Ding Zhipeng, Niethammer Marc
Department of Computer Science, UNC Chapel Hill, USA.
Proc IEEE Int Symp Biomed Imaging. 2021 Apr;2021:275-279. doi: 10.1109/isbi48211.2021.9434031. Epub 2021 May 25.
Multi-atlas segmentation (MAS) is a popular image segmentation technique for medical images. In this work, we improve the performance of MAS by correcting registration errors before label fusion. Specifically, we use a volumetric displacement field to refine registrations based on image anatomical appearance and predicted labels.

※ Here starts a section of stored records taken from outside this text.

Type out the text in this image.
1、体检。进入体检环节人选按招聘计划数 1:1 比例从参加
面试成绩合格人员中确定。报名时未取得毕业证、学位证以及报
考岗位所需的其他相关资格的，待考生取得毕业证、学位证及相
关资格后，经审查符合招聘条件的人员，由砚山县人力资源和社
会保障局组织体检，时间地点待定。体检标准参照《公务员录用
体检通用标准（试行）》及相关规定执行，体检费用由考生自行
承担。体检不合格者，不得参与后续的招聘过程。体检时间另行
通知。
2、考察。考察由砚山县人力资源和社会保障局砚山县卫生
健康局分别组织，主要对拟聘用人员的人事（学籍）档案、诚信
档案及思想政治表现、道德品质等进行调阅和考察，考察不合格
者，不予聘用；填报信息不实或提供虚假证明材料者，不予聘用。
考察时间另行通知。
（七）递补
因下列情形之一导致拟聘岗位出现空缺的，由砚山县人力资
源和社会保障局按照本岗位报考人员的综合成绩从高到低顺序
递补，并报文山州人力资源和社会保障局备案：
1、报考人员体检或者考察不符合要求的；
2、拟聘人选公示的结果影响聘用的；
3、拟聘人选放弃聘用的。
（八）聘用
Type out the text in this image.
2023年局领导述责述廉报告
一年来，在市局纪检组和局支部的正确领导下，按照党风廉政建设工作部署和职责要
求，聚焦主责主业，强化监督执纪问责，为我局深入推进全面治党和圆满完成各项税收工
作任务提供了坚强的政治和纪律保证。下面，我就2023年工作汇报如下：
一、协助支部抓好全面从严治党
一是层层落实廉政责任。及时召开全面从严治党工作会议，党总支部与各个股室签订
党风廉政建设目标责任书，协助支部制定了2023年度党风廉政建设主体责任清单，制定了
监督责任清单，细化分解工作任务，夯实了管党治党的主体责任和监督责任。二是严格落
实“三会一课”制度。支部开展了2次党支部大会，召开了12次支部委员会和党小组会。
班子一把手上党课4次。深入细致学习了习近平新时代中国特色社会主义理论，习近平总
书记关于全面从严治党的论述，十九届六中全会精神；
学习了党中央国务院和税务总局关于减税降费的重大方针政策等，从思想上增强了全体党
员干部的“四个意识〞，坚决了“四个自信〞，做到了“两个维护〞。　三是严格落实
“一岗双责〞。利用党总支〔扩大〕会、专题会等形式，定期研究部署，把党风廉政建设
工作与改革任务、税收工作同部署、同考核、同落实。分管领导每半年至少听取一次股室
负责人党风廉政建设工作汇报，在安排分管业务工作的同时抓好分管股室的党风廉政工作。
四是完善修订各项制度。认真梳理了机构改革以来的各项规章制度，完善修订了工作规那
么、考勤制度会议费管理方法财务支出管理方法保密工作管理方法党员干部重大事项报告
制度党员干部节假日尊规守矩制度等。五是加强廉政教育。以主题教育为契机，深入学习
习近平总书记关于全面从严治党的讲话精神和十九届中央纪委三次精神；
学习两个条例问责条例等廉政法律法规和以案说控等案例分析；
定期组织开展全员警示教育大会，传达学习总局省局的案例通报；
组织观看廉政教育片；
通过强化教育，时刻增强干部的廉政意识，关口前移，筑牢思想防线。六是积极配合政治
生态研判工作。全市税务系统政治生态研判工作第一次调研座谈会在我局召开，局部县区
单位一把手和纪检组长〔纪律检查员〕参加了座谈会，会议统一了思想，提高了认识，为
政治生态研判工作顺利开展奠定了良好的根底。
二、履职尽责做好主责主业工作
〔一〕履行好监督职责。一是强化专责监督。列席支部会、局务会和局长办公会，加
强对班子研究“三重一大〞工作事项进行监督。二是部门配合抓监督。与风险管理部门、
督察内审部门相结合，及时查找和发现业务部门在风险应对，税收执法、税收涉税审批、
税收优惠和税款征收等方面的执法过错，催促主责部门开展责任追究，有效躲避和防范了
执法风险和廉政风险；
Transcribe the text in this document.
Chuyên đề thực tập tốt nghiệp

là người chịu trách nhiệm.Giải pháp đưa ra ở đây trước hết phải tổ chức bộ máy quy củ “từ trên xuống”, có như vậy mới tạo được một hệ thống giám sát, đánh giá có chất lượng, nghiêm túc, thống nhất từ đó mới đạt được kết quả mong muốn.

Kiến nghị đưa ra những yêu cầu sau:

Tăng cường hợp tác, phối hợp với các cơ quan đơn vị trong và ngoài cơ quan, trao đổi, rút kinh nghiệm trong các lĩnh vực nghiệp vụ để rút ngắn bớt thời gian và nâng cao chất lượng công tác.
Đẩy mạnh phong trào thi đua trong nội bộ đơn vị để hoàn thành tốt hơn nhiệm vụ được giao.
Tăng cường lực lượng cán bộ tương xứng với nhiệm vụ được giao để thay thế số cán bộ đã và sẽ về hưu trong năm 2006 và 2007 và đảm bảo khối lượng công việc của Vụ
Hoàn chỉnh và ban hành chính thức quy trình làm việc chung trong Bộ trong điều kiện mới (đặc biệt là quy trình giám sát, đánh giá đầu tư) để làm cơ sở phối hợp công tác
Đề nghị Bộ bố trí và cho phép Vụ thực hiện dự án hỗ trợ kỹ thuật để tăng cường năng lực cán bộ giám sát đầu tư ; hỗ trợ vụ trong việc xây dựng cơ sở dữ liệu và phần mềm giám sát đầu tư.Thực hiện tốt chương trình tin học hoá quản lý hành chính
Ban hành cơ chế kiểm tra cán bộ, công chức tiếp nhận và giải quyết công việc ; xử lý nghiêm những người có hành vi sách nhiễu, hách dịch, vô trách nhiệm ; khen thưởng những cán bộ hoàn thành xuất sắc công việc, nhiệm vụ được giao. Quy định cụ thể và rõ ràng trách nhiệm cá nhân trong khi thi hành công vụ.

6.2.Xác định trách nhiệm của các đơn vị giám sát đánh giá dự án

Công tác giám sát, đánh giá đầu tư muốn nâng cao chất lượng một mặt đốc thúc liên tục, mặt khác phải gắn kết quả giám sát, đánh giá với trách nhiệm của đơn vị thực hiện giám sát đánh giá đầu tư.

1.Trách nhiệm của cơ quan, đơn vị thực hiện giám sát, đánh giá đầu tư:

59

We show the influence of the initial spatial alignment as well as the beneficial effect of using label information for MAS performance. Experiments demonstrate that the proposed refinement approach improves MAS performance on a 3D magnetic resonance dataset of the knee.
多图谱分割(MAS)是一种用于医学图像的流行图像分割技术。在这项工作中,我们通过在标签融合之前校正配准误差来提高MAS的性能。具体而言,我们使用体积位移场基于图像解剖外观和预测标签来优化配准。我们展示了初始空间对齐的影响以及使用标签信息对MAS性能的有益效果。实验表明,所提出的优化方法在膝关节的三维磁共振数据集上提高了MAS的性能。